The archive format decision looks trivial until it costs you. A backup that cannot be opened on the recipient's machine, a 200 GB dataset that compressed to 198 GB, an encrypted archive whose password algorithm turned out to be a known-broken cipher, a corrupted file in the middle of a tarball that took the rest of the archive down with it. Every one of these failures comes from a routine choice between ZIP, 7z, RAR, TAR, and the family of variants that sit underneath. The right choice depends on what you are actually optimizing for, and the available formats trade off compression ratio, speed, recoverability, encryption strength, and ecosystem support in genuinely different ways.

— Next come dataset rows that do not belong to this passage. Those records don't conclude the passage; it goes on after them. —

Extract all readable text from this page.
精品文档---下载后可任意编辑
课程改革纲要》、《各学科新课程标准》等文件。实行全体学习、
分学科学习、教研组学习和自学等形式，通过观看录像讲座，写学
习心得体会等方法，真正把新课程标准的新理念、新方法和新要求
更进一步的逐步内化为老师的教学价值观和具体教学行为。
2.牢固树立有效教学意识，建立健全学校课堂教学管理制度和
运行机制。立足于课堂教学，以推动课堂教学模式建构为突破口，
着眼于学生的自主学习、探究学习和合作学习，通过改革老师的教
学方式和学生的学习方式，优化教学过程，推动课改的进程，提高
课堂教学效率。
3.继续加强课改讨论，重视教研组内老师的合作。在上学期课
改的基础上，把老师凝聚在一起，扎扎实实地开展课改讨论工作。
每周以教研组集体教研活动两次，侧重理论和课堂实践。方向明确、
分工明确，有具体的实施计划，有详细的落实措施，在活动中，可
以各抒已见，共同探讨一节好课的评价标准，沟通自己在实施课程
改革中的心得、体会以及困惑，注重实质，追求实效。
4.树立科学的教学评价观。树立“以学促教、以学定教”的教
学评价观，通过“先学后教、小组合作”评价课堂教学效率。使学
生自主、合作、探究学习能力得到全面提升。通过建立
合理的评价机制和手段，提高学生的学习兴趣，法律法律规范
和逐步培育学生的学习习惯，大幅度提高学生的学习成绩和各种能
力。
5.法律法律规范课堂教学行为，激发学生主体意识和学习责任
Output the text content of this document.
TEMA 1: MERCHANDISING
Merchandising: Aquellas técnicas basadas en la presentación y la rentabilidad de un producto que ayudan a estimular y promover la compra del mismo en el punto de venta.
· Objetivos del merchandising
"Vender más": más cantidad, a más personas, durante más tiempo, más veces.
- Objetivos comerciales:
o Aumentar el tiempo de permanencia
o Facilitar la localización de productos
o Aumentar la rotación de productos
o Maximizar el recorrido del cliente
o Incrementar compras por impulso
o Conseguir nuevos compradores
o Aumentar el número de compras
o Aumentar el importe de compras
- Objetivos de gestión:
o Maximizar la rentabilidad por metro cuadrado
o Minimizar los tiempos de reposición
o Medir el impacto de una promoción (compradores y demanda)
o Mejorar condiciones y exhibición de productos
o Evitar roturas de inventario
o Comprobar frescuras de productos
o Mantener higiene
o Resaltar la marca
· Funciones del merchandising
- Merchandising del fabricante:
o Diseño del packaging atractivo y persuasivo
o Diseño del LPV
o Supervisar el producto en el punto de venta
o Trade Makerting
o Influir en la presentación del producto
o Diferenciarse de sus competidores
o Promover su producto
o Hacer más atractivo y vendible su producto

This article maps the modern archive landscape against the questions that determine the right format for a given workload: how compressible is the data, who needs to open it, how robust does the storage need to be, what is the security model, and what tools will be available at the destination. The recommendations reflect the state of the format ecosystem in 2026, after several years of significant evolution including Windows native 7z and TAR support, the Zstandard algorithm reaching maturity, and the deprecation of older encryption modes that should no longer be used for sensitive data.

What an Archive Format Actually Is

An archive format does two distinct jobs that are sometimes combined and sometimes separated. The first is bundling, taking many files and a directory tree and serializing them into a single byte stream. The second is compression, applying an algorithm to that byte stream to make it smaller. ZIP and RAR combine bundling and compression in one specification. TAR is a pure bundling format that delegates compression to a wrapper format like gzip, bzip2, xz, or zstd. The 7z format combines bundling with a choice of several compression algorithms.

# TAR pipeline: bundling and compression are separate
tar cf data.tar source-directory
zstd -19 data.tar -o data.tar.zst

# ZIP: bundling and compression in one step
zip -r9 data.zip source-directory

# 7z: bundling and compression with algorithm choice
7z a -t7z -mx=9 -m0=lzma2 data.7z source-directory

The separation in TAR pipelines matters more than it sounds. Because compression is applied to the entire bundle stream, TAR achieves better compression than ZIP on archives with many small similar files: the deduplication context spans files. ZIP compresses each file individually, which makes random access faster but reduces the compression ratio for repetitive data.

"The best file format is the one that reads ten years from now without ceremony. Everything else is a luxury you may not get to keep." Jeff Atwood, Coding Horror

The Five Decisions That Pick the Format

Most archive format decisions can be reduced to five questions. Answering them honestly produces the right answer for ninety percent of real workloads.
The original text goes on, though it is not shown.